2) While the ruling party in parliament and the institutions of the state are technically separate in Turkey, the AK Party has been in power long enough (since 2003) to place many of their own people in positions of influence in the national police force (which are responsible to the ministry of internal affairs), as well as in other positions that are supposedly politically neutral. [The AK Party is hardly the first party in Turkey to fill state positions with its own people, but the AK Party has now had control of all government ministries for six years--the longest streak of single-party leadership in Turkey since the Motherland Party era from 1983-1991.] In what may or may not be a coincidence the Ergenekon investigation has been arresting military and civilian opponents of the AK Party since January of 2008, while the Turkish ministry of finance has recently fined the Dogan Group--which controls a number of newspapers critical of the AK Party government--a record $490 million. 

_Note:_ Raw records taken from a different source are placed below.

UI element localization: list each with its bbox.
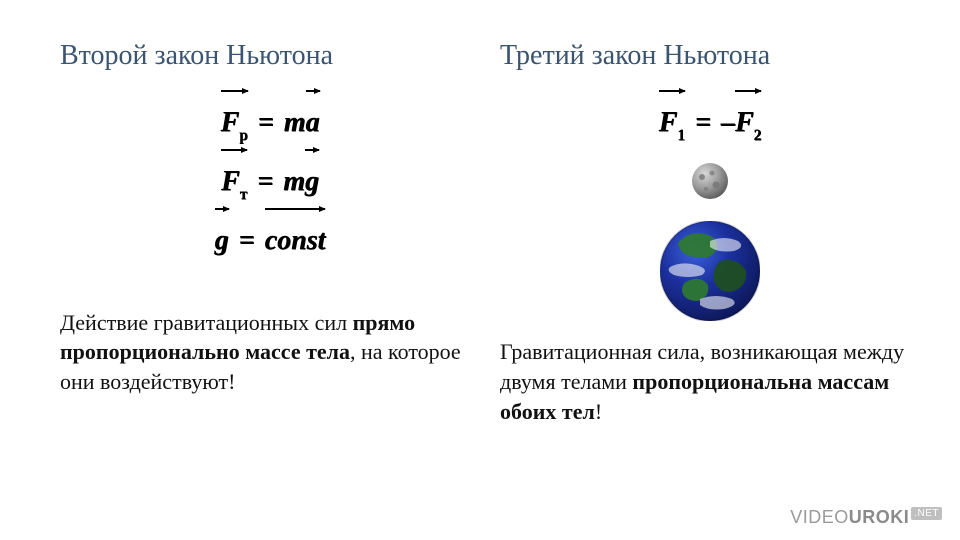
watermark-uroki: UROKI <box>849 507 910 527</box>
column-third-law: Третий закон Ньютона F1 = –F2 Гравитацио… <box>500 40 920 426</box>
vec-const: const <box>265 208 326 267</box>
vec-F2: F2 <box>735 90 761 149</box>
slide: Второй закон Ньютона Fр = ma Fт = mg g =… <box>0 0 960 540</box>
vec-g-2: g <box>215 208 229 267</box>
vec-F-p: Fр <box>221 90 248 149</box>
vec-F-t: Fт <box>221 149 247 208</box>
watermark-video: VIDEO <box>790 507 849 527</box>
formula-third-law: F1 = –F2 <box>500 90 920 149</box>
heading-third-law: Третий закон Ньютона <box>500 40 920 72</box>
formulas-second-law: Fр = ma Fт = mg g = const <box>60 90 480 268</box>
column-second-law: Второй закон Ньютона Fр = ma Fт = mg g =… <box>60 40 480 397</box>
explain-third-law: Гравитационная сила, возникающая между д… <box>500 337 920 426</box>
celestial-bodies <box>500 159 920 329</box>
watermark: VIDEOUROKI.NET <box>790 507 942 528</box>
vec-g-1: g <box>305 149 319 208</box>
heading-second-law: Второй закон Ньютона <box>60 40 480 72</box>
earth-icon <box>660 221 760 321</box>
explain-second-law: Действие гравитационных сил прямо пропор… <box>60 308 480 397</box>
formula-f1-f2: F1 = –F2 <box>500 90 920 149</box>
watermark-tld: .NET <box>911 507 942 520</box>
moon-icon <box>692 163 728 199</box>
vec-F1: F1 <box>659 90 685 149</box>
formula-g-const: g = const <box>60 208 480 267</box>
formula-ft-mg: Fт = mg <box>60 149 480 208</box>
formula-fp-ma: Fр = ma <box>60 90 480 149</box>
vec-a: a <box>306 90 320 149</box>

On the one hand, the recent arrests of DTP officials can certainly be seen as only the latest chapter in a long-running story of (relative) liberalization vis-a-vis Kurdish political parties, followed by closure. This has been the fate, after all, with DTP's predecessors, including HEP (closed in 1993), DEP (closed in 1994), and HADEP (closed in 2003). 
At the same time, however, I think the actions taken against the DTP, coming right after an election in which large numbers of Kurds supported the DTP over the AK Party despite Erdogan's intense efforts to win them over, are also in some ways especially reflective of events taking place in Turkey today. Whether it's the suit against the Dogan Group, university professors who opposed Erdogan's efforts to change the headscarf law,  journalists from opposition newspapers, or cartoonists and others who mock Erdogan personally, it's not at all uncommon in today's Turkey for groups and individuals who publicly repudiate Erdogan to eventually find themselves in one form of legal hot water or another. While pro-Kurdish political groups have often been targeted by state authorities in Turkey (when they've been allowed to exist at all), this particular crackdown can, I think, also be seen as part of a context that is sadly newer.